Sat Jul 17th, 2010 at 06:38:49 AM EST
The federal government has begun to acquire an almost reflexive opposition to transparency. Many of the usual explanations for that may be true, but there could be a more philosophical reason as well.
For more on pruning back executive power see Pruning Shears.
No Associated Press content was harmed in the writing of this post
The BP oil spill has been covered up as much as possible from the very beginning, but the nature of it seems to have changed recently. It started as an attempt to downplay the amount of oil gushing into the Gulf, apparently with the belief it would be stopped relatively quickly and its effects kept offshore and under water. Barry Eisler imagined a political flak's approach: "We're just guessing. So I want us to guess lower. We'll introduce the lower number into the public's mind to ease the entire incident into their consciousness. Once they realize there's a spill, we can gradually walk the number up without unduly shocking people." Whatever the real thinking was, his fictionalized logic squares perfectly with what actually happened.

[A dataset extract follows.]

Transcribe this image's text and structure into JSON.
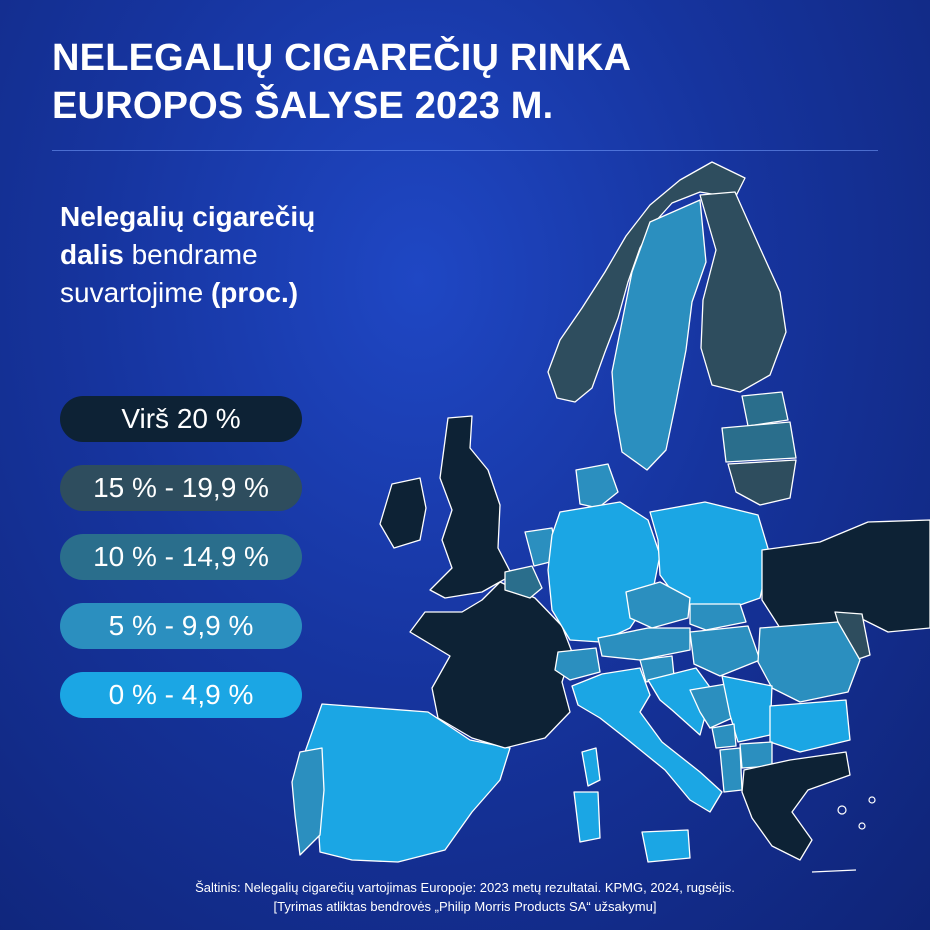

As the magnitude of the disaster has expanded, though, so has the response. What looked like an attempt to collude with a negligent corporation to limit damage to its reputation, if not the environment (via), has morphed into an all-encompassing effort to shut down reporting on the fallout (via). (When former security contractor Adam Dillon went public with his concerns about BP's actions it prompted a little change, though with unspecified caveats.)
In addition to the lockdown on media access to the worst of the spill sites, there now seems to be an effort to cripple scientific investigation into the effect of the disaster on the Gulf. As Dan Froomkin reported, the National Oceanic and Atmospheric Administration (NOAA) is collecting a vast wealth of data on the impact. Unfortunately it has chosen not to share any of it with scientists, though it is doing so with BP. This gives the government the appearance of privileging the irresponsible party who unleashed this disaster on the public over the disinterested researchers who just want to figure out what exactly is going on.
The mushroom approach is of a piece with a larger narrative. As Glenn Greenwald astutely observed on another matter:
Most of what the U.S. Government does of any significance -- literally -- occurs behind a vast wall of secrecy, completely unknown to the citizenry. While a small portion of that is legitimately classified, these whistle blower prosecutions and other disclosure controversies demonstrate that the vast majority of this secrecy is devoted to avoiding embarrassment and accountability....Secrecy is the religion of the political class, and the prime enabler of its corruption. That's why whistle blowers are among the most hated heretics. They're one of the very few classes of people able to shed a small amount of light on what actually takes place.
His use of ecclesiastical language is perfect. In fact, the dynamic inside the Beltway bears the strongest resemblance to a particular subset of faith. Most religions throw open their doors to any and all who care to convert. Broadly speaking, if you are willing to learn the basics and live by the major tenets you can become a fully participating member.
There are some, though, like Gnosticism, that postulate secret knowledge not necessarily available even to members. Among the congregation there is a small group who have learned very special things. They have access to the innermost sanctum, and that separates them from everyone - true believers included. (See also secretive societies like the Freemasons.) Unlike faiths that offer full salvation/enlightenment from day one, these groups require years of training and sacrifice in order for the holiest doctrines to be revealed, and there is no promise that they ever will be.
That is the dynamic that seems to best characterize politics at America's national level. Citizens do not know much of what is happening, but not because such things are unknowable. Data is being collected, records are being kept, it all is getting taken down. But our leaders seem to have come to see themselves as the keepers of holy mysteries. They derive their power not from their training, experience or competence but because they guard that which has been revealed. The more miserly they are in rationing it, the more it enhances their prestige. In that sense the biggest threats are, as Greenwald notes, those who would bring light to the masses.
In other words, the challenge is not to persuade NOAA administrators on the facts but to subvert their will. They are not keeping data on the catastrophe secret because they sincerely believe the best response for the Gulf and the country is to only allow BP look at it. They are doing so out of a quasi-religious belief in keeping dark knowledge from the uninitiated.